Mr. Kanso

Foodie Friday, and today we have something a little on the weird side.  It’s a chain of “restaurants” (you’ll see why I’m using quotes in a second) in Japan called Mr. Kanso.  The first one opened in Osaka in 2002 and became so successful that it now has 17 other locations across Japan.  This is a pretty good summary of the business:

Mr. Kanso has no menus, only shelves stacked with hundreds of different types of canned food from across the globe. Customers choose from such delicacies as “Todo niku kare” (sealion curry), canned cocktail sausages, French salad, and whale meat (tut tut, Mr. Kanso) – all served cold in a can and gobbled up with plastic cutlery.

That’s right – diners visit Mr. Kanso and select their food from a shelf.  It’s not heated up, just opened.  As best I can determine, these are not the same cans one can find in a market.  All of them have a Mr.
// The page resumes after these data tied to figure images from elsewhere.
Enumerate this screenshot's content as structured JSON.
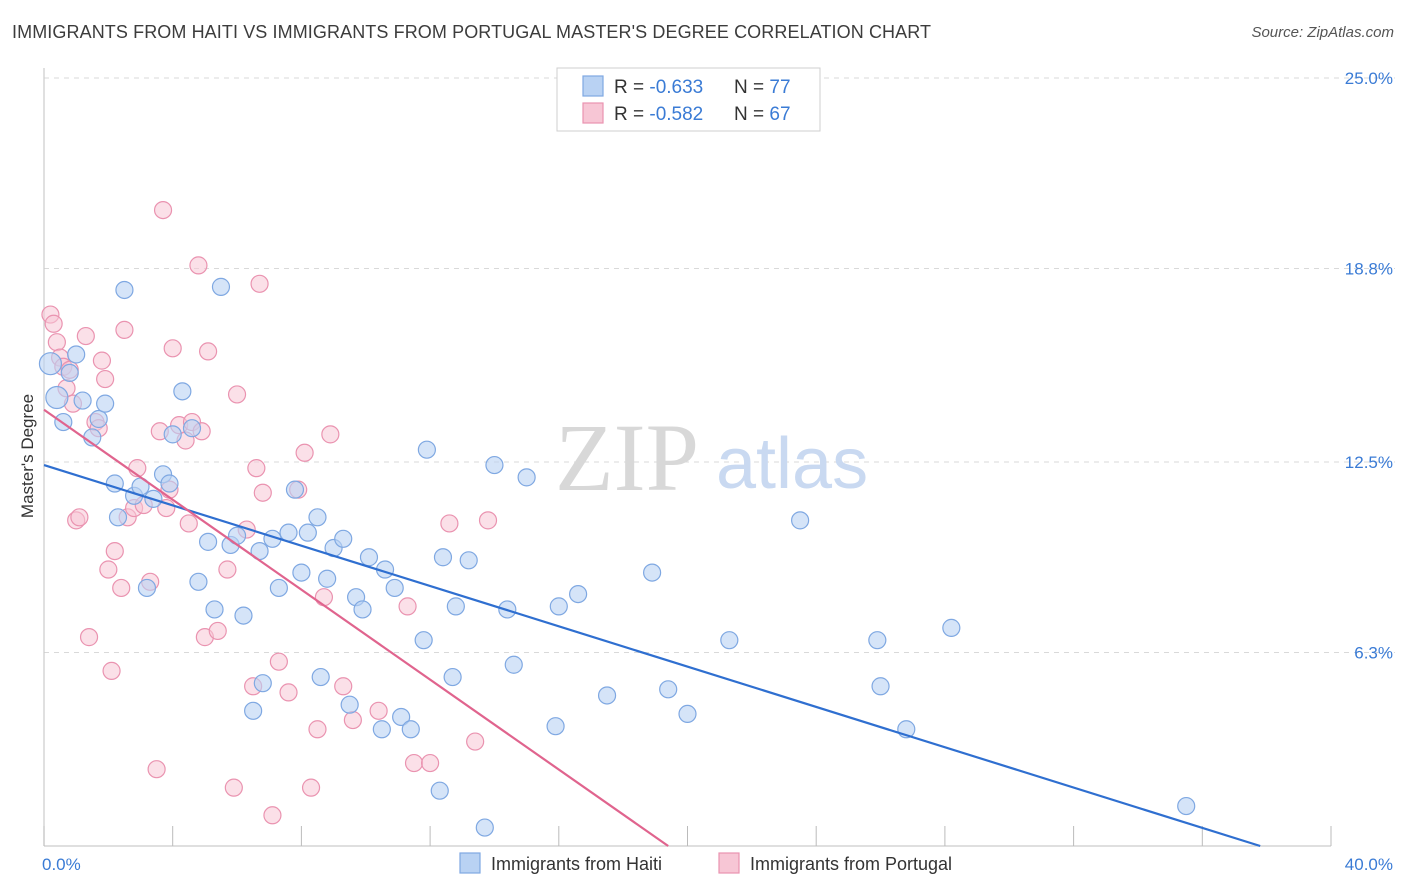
{
  "title": "IMMIGRANTS FROM HAITI VS IMMIGRANTS FROM PORTUGAL MASTER'S DEGREE CORRELATION CHART",
  "source": "Source: ZipAtlas.com",
  "watermark": {
    "zip": "ZIP",
    "atlas": "atlas"
  },
  "colors": {
    "haiti_fill": "#b9d2f3",
    "haiti_stroke": "#7fa8e2",
    "haiti_line": "#2f6fd0",
    "portugal_fill": "#f7c6d5",
    "portugal_stroke": "#ea93b0",
    "portugal_line": "#e0648e",
    "grid": "#d9d9d9",
    "tick_label": "#3a7bd5"
  },
  "legend": {
    "rows": [
      {
        "r_label": "R = ",
        "r_value": "-0.633",
        "n_label": "N = ",
        "n_value": "77"
      },
      {
        "r_label": "R = ",
        "r_value": "-0.582",
        "n_label": "N = ",
        "n_value": "67"
      }
    ]
  },
  "chart_data": {
    "type": "scatter",
    "title": "IMMIGRANTS FROM HAITI VS IMMIGRANTS FROM PORTUGAL MASTER'S DEGREE CORRELATION CHART",
    "xlabel": "",
    "ylabel": "Master's Degree",
    "xlim": [
      0,
      40
    ],
    "ylim": [
      0,
      25
    ],
    "x_tick_labels": [
      "0.0%",
      "40.0%"
    ],
    "y_ticks": [
      6.3,
      12.5,
      18.8,
      25.0
    ],
    "y_tick_labels": [
      "6.3%",
      "12.5%",
      "18.8%",
      "25.0%"
    ],
    "grid": true,
    "legend_position": "top-center",
    "series": [
      {
        "name": "Immigrants from Haiti",
        "r": -0.633,
        "n": 77,
        "trend": {
          "x0": 0,
          "y0": 12.4,
          "x1": 37.8,
          "y1": 0
        },
        "points": [
          [
            0.2,
            15.7
          ],
          [
            0.4,
            14.6
          ],
          [
            0.6,
            13.8
          ],
          [
            0.8,
            15.4
          ],
          [
            1.0,
            16.0
          ],
          [
            1.2,
            14.5
          ],
          [
            1.5,
            13.3
          ],
          [
            1.7,
            13.9
          ],
          [
            1.9,
            14.4
          ],
          [
            2.2,
            11.8
          ],
          [
            2.3,
            10.7
          ],
          [
            2.5,
            18.1
          ],
          [
            2.8,
            11.4
          ],
          [
            3.0,
            11.7
          ],
          [
            3.2,
            8.4
          ],
          [
            3.4,
            11.3
          ],
          [
            3.7,
            12.1
          ],
          [
            3.9,
            11.8
          ],
          [
            4.0,
            13.4
          ],
          [
            4.3,
            14.8
          ],
          [
            4.6,
            13.6
          ],
          [
            4.8,
            8.6
          ],
          [
            5.1,
            9.9
          ],
          [
            5.3,
            7.7
          ],
          [
            5.5,
            18.2
          ],
          [
            5.8,
            9.8
          ],
          [
            6.0,
            10.1
          ],
          [
            6.2,
            7.5
          ],
          [
            6.5,
            4.4
          ],
          [
            6.7,
            9.6
          ],
          [
            6.8,
            5.3
          ],
          [
            7.1,
            10.0
          ],
          [
            7.3,
            8.4
          ],
          [
            7.6,
            10.2
          ],
          [
            7.8,
            11.6
          ],
          [
            8.0,
            8.9
          ],
          [
            8.2,
            10.2
          ],
          [
            8.5,
            10.7
          ],
          [
            8.6,
            5.5
          ],
          [
            8.8,
            8.7
          ],
          [
            9.0,
            9.7
          ],
          [
            9.3,
            10.0
          ],
          [
            9.5,
            4.6
          ],
          [
            9.7,
            8.1
          ],
          [
            9.9,
            7.7
          ],
          [
            10.1,
            9.4
          ],
          [
            10.5,
            3.8
          ],
          [
            10.6,
            9.0
          ],
          [
            10.9,
            8.4
          ],
          [
            11.1,
            4.2
          ],
          [
            11.4,
            3.8
          ],
          [
            11.8,
            6.7
          ],
          [
            11.9,
            12.9
          ],
          [
            12.3,
            1.8
          ],
          [
            12.4,
            9.4
          ],
          [
            12.7,
            5.5
          ],
          [
            12.8,
            7.8
          ],
          [
            13.2,
            9.3
          ],
          [
            13.7,
            0.6
          ],
          [
            14.0,
            12.4
          ],
          [
            14.4,
            7.7
          ],
          [
            14.6,
            5.9
          ],
          [
            15.0,
            12.0
          ],
          [
            15.9,
            3.9
          ],
          [
            16.0,
            7.8
          ],
          [
            16.6,
            8.2
          ],
          [
            17.5,
            4.9
          ],
          [
            18.9,
            8.9
          ],
          [
            19.4,
            5.1
          ],
          [
            20.0,
            4.3
          ],
          [
            21.3,
            6.7
          ],
          [
            23.5,
            10.6
          ],
          [
            25.9,
            6.7
          ],
          [
            26.0,
            5.2
          ],
          [
            26.8,
            3.8
          ],
          [
            28.2,
            7.1
          ],
          [
            35.5,
            1.3
          ]
        ]
      },
      {
        "name": "Immigrants from Portugal",
        "r": -0.582,
        "n": 67,
        "trend": {
          "x0": 0,
          "y0": 14.2,
          "x1": 19.4,
          "y1": 0
        },
        "points": [
          [
            0.2,
            17.3
          ],
          [
            0.3,
            17.0
          ],
          [
            0.4,
            16.4
          ],
          [
            0.5,
            15.9
          ],
          [
            0.6,
            15.6
          ],
          [
            0.7,
            14.9
          ],
          [
            0.8,
            15.5
          ],
          [
            0.9,
            14.4
          ],
          [
            1.0,
            10.6
          ],
          [
            1.1,
            10.7
          ],
          [
            1.3,
            16.6
          ],
          [
            1.4,
            6.8
          ],
          [
            1.6,
            13.8
          ],
          [
            1.7,
            13.6
          ],
          [
            1.8,
            15.8
          ],
          [
            1.9,
            15.2
          ],
          [
            2.0,
            9.0
          ],
          [
            2.1,
            5.7
          ],
          [
            2.2,
            9.6
          ],
          [
            2.4,
            8.4
          ],
          [
            2.5,
            16.8
          ],
          [
            2.6,
            10.7
          ],
          [
            2.8,
            11.0
          ],
          [
            2.9,
            12.3
          ],
          [
            3.1,
            11.1
          ],
          [
            3.3,
            8.6
          ],
          [
            3.5,
            2.5
          ],
          [
            3.6,
            13.5
          ],
          [
            3.7,
            20.7
          ],
          [
            3.8,
            11.0
          ],
          [
            3.9,
            11.6
          ],
          [
            4.0,
            16.2
          ],
          [
            4.2,
            13.7
          ],
          [
            4.4,
            13.2
          ],
          [
            4.5,
            10.5
          ],
          [
            4.6,
            13.8
          ],
          [
            4.8,
            18.9
          ],
          [
            4.9,
            13.5
          ],
          [
            5.0,
            6.8
          ],
          [
            5.1,
            16.1
          ],
          [
            5.4,
            7.0
          ],
          [
            5.7,
            9.0
          ],
          [
            5.9,
            1.9
          ],
          [
            6.0,
            14.7
          ],
          [
            6.3,
            10.3
          ],
          [
            6.5,
            5.2
          ],
          [
            6.6,
            12.3
          ],
          [
            6.7,
            18.3
          ],
          [
            6.8,
            11.5
          ],
          [
            7.1,
            1.0
          ],
          [
            7.3,
            6.0
          ],
          [
            7.6,
            5.0
          ],
          [
            7.9,
            11.6
          ],
          [
            8.1,
            12.8
          ],
          [
            8.3,
            1.9
          ],
          [
            8.5,
            3.8
          ],
          [
            8.7,
            8.1
          ],
          [
            8.9,
            13.4
          ],
          [
            9.3,
            5.2
          ],
          [
            9.6,
            4.1
          ],
          [
            10.4,
            4.4
          ],
          [
            11.3,
            7.8
          ],
          [
            11.5,
            2.7
          ],
          [
            12.0,
            2.7
          ],
          [
            12.6,
            10.5
          ],
          [
            13.4,
            3.4
          ],
          [
            13.8,
            10.6
          ]
        ]
      }
    ]
  },
  "bottom_legend": {
    "items": [
      "Immigrants from Haiti",
      "Immigrants from Portugal"
    ]
  }
}
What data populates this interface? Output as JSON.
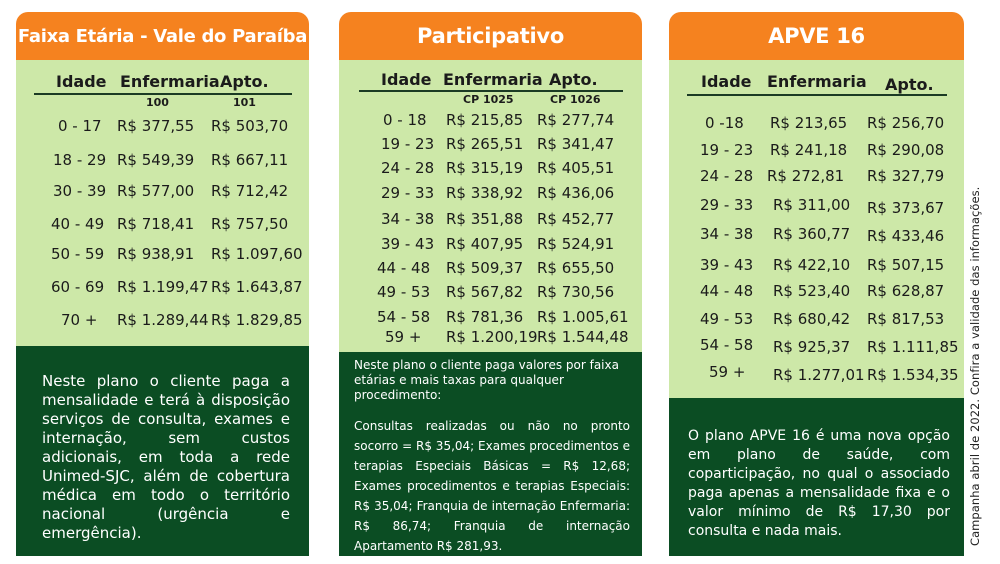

Kanso label so I’m assuming the chain has them made to their specifications.  I don’t get it from a consumer perspective although I guess if the contents of the cans are really yummy it makes a bit more sense.  Honestly, Hokkaido bear curry isn’t really my can of tea but apparently it’s the variety that keeps customers coming back for more.  There is, however an interesting business point here.

Think about it.  No cooking means no kitchen and no cooks.  The start-up costs are substantially lower than those of a regular restaurant.  The food doesn’t spoil, at least not in days or weeks.  The food is reasonably priced – drinks run about $5 and the cans cost between $2 and $20 (I’m not sure what that one contains) and the margins must be excellent.  The cutlery gets thrown away so no dishwashers.  In short, it’s a low investment cost, high margin business.  As long as the appeal is there, and it certainly seems to be, this is exactly the sort of model any of us can emulate.

Honestly, if a Mr. Kanso came to my town I’d probably go check it out.  Reasonably-priced food with an amazing selection has some appeal even if the dining experience has less.  The business appeal, however, is first-rate.  Thoughts?